Once you've started, how does the work gradually emerge?

I do try to keep the main and original idea I came up with before writing. But new ideas will inevitably come and create new directions (more or less).

Afterwards, the concrete way of playing the music, with the constraints of the instrument, can also change the direction.

Many writers have claimed that as soon as they enter into the process, certain aspects of the narrative are out of their hands. Do you like to keep strict control over the process or is there a sense of following things where they lead you?

I like when things appear on their own accord!

Often, while writing, new ideas and alternative roads will open themselves up, pulling and pushing the creator in a different direction. Does this happen to you, too, and how do you deal with it? What do you do with these ideas?

That’s what I said just before!

There are many descriptions of the creative state. How would you describe it for you personally? Is there an element of spirituality to what you do?

Of course, I have to be connected with a deep energy, to find the purest intention, to be aware to everything around me.

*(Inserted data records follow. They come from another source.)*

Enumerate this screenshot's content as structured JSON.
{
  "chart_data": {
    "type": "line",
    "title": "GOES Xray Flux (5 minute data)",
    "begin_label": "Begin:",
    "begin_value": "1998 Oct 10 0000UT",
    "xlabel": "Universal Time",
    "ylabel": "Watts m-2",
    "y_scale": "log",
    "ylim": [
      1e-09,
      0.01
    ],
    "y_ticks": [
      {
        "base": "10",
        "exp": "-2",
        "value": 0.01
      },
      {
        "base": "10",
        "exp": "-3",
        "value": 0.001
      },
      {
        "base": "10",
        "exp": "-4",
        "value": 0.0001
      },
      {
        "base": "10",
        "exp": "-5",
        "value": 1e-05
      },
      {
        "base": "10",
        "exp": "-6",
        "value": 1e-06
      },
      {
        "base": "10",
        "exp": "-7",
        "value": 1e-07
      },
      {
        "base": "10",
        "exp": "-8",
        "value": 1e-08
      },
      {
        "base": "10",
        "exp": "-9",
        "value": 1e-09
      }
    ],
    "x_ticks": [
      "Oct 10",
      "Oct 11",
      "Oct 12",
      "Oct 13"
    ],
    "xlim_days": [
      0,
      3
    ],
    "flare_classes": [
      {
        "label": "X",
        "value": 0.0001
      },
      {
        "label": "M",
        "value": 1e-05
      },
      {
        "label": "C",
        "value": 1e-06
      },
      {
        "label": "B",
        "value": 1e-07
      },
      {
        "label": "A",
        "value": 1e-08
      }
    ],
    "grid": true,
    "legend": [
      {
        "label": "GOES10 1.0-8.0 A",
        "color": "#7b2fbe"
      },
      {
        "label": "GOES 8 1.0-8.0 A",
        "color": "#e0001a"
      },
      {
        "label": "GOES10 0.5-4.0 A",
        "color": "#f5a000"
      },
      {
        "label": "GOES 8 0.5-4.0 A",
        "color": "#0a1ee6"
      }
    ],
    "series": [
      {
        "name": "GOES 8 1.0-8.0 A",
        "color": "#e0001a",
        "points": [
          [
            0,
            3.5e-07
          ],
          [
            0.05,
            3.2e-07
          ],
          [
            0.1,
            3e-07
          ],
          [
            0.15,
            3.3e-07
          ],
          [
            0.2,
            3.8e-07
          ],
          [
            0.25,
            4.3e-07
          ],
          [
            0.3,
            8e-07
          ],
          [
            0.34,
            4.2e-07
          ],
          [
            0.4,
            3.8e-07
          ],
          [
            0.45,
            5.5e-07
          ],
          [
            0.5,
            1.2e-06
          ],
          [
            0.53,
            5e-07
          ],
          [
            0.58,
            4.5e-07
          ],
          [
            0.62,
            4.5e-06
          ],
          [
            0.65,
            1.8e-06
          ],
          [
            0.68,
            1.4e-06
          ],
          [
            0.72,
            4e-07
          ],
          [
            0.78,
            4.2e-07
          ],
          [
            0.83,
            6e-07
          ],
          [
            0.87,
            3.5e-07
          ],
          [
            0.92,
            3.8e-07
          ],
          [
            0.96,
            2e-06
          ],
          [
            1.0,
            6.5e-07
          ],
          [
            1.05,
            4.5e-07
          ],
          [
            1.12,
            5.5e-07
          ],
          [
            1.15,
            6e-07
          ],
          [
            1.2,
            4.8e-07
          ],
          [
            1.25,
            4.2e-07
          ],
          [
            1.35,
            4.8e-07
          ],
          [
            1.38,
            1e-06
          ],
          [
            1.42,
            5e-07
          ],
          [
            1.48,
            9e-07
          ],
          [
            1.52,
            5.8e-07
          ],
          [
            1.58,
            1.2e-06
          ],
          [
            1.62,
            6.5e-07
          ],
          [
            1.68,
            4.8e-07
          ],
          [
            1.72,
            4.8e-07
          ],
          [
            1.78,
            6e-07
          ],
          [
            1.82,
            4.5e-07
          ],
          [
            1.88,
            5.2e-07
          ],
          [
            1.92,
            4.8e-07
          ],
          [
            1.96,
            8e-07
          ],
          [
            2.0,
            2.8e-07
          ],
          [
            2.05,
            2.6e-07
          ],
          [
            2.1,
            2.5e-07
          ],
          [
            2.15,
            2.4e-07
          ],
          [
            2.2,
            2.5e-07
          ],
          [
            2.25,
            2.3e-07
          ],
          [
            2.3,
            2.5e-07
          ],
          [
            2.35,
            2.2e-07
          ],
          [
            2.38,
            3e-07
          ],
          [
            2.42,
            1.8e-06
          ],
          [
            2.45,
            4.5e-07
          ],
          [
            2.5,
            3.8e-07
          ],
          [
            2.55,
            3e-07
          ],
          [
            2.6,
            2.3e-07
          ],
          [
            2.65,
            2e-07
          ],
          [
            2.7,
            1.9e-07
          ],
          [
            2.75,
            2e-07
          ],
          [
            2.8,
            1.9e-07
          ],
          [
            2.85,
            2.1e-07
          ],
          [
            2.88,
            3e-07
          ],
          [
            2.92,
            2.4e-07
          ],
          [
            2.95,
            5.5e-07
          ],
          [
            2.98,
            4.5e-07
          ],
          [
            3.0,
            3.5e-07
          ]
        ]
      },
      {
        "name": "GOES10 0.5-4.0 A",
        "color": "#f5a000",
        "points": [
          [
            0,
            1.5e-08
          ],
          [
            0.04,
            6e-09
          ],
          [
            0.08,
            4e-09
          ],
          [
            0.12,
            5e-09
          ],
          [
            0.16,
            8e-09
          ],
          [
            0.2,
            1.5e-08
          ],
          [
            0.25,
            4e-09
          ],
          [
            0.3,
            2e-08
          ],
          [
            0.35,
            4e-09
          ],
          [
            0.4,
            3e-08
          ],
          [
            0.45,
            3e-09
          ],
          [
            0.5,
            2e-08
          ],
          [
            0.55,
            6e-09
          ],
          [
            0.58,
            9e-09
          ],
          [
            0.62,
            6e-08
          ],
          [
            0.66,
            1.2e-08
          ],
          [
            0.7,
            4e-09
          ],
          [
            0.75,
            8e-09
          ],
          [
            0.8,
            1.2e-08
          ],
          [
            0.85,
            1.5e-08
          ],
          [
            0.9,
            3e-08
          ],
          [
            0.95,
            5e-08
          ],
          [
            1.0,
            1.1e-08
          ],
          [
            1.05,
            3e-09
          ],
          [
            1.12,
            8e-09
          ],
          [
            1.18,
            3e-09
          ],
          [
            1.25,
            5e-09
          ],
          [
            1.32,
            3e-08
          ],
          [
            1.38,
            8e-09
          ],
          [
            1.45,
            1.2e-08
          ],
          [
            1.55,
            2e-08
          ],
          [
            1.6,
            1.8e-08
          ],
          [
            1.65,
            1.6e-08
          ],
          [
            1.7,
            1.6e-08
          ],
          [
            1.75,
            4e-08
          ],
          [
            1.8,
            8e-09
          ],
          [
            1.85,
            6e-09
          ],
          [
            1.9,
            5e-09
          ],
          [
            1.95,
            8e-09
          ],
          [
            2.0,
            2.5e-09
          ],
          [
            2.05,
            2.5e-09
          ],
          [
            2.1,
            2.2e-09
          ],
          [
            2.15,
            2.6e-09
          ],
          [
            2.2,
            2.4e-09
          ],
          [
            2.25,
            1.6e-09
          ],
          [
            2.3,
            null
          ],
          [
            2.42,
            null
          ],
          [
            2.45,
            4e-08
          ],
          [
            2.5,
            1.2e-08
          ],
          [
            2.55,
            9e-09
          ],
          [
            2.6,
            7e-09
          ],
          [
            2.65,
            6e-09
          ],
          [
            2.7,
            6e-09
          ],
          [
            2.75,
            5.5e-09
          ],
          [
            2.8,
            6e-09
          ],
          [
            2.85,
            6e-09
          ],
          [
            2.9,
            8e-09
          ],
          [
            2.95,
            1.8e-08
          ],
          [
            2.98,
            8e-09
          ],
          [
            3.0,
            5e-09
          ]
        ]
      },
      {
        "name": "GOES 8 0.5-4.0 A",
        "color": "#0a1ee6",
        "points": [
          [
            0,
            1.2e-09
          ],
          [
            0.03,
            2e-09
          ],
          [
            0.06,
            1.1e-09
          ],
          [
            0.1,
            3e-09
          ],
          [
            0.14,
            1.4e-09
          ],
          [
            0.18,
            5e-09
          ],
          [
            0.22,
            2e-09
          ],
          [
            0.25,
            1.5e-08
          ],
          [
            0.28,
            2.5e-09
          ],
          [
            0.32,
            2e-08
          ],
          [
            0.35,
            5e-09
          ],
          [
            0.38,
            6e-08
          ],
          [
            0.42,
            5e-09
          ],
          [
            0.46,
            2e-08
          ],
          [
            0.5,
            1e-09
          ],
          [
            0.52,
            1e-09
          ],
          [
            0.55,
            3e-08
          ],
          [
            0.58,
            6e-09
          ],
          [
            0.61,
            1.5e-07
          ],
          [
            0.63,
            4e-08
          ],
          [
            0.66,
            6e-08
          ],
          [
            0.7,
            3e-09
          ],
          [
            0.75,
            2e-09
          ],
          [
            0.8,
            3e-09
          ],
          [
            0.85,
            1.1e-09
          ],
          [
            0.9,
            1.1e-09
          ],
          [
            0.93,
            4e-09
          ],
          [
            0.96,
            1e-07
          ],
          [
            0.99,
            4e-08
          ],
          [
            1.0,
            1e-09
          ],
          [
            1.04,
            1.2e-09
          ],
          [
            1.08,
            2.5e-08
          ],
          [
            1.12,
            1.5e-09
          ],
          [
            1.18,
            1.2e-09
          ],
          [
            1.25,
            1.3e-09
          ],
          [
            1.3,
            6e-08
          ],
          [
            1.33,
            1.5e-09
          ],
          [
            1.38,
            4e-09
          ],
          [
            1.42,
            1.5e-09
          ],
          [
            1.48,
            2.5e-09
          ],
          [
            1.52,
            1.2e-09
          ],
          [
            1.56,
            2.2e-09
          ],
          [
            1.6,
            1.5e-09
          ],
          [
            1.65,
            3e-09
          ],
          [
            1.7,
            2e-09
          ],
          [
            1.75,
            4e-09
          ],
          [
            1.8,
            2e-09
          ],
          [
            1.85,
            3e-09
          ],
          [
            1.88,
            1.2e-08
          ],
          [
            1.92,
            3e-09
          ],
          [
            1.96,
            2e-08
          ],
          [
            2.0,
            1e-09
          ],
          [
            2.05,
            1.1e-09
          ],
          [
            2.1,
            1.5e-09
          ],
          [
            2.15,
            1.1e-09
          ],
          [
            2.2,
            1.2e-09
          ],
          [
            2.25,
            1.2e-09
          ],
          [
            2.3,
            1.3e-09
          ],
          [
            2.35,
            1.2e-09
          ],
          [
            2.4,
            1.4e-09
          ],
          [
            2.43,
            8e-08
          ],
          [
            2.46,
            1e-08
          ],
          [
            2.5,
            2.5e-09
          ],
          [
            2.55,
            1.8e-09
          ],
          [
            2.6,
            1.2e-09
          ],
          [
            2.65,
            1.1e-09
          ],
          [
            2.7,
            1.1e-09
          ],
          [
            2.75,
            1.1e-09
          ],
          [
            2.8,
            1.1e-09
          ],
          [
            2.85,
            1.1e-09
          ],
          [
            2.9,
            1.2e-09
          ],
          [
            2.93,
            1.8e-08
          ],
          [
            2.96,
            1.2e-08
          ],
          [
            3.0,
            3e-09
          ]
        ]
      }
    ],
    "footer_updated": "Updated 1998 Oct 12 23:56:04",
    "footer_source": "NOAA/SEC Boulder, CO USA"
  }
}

It’s similar to a meditation.

Especially in the digital age, the writing and production process tends towards the infinite. What marks the end of the process? How do you finish a work?

I think works of art have always been unfinished, infinite. We have to accept that it’s eventually done because although it can always be developped, it will never be perfect.

For me, I feel it when I’m done with a piece.

Once a piece is finished, how important is it for you to let it lie and evaluate it later on? How much improvement and refinement do you personally allow until you're satisfied with a piece? What does this process look like in practise?

I can change my pieces when something doesn’t work while we’re creating it, in rehearsal. After that, I like to forget it, and be surprised when I listen to it again after a lot of time has passed.

What's your take on the role and importance of production, including mixing and mastering for you personally? How involved do you get in this?

I like it, and think it’s very important to know the technique of mixing because it can make you aware of musical problems, or quality!

But it’s important to not be too perfectionist. It is the same with composing; it’s never perfect, never really finished!

After finishing a piece or album and releasing something into the world, there can be a sense of emptiness. Can you relate to this – and how do you return to the state of creativity after experiencing it?

Often, when we play music again and again, it takes another face, we can discover new aspects, I like this sensation. It’s another relationship with the music than the composing period.

Creativity can reach many different corners of our lives. Do you personally feel as though writing a piece of music is inherently different from something like making a great cup of coffee? What do you express through music that you couldn't or wouldn't in more 'mundane' tasks?

Woow! I don’t know if it’s so much different.

Making music for me is a way to search inside me, and translate what's there to the outside of me, trying to keep the purest intention.

Maybe you can do this with a chat, with a coffee … I like doing this with music!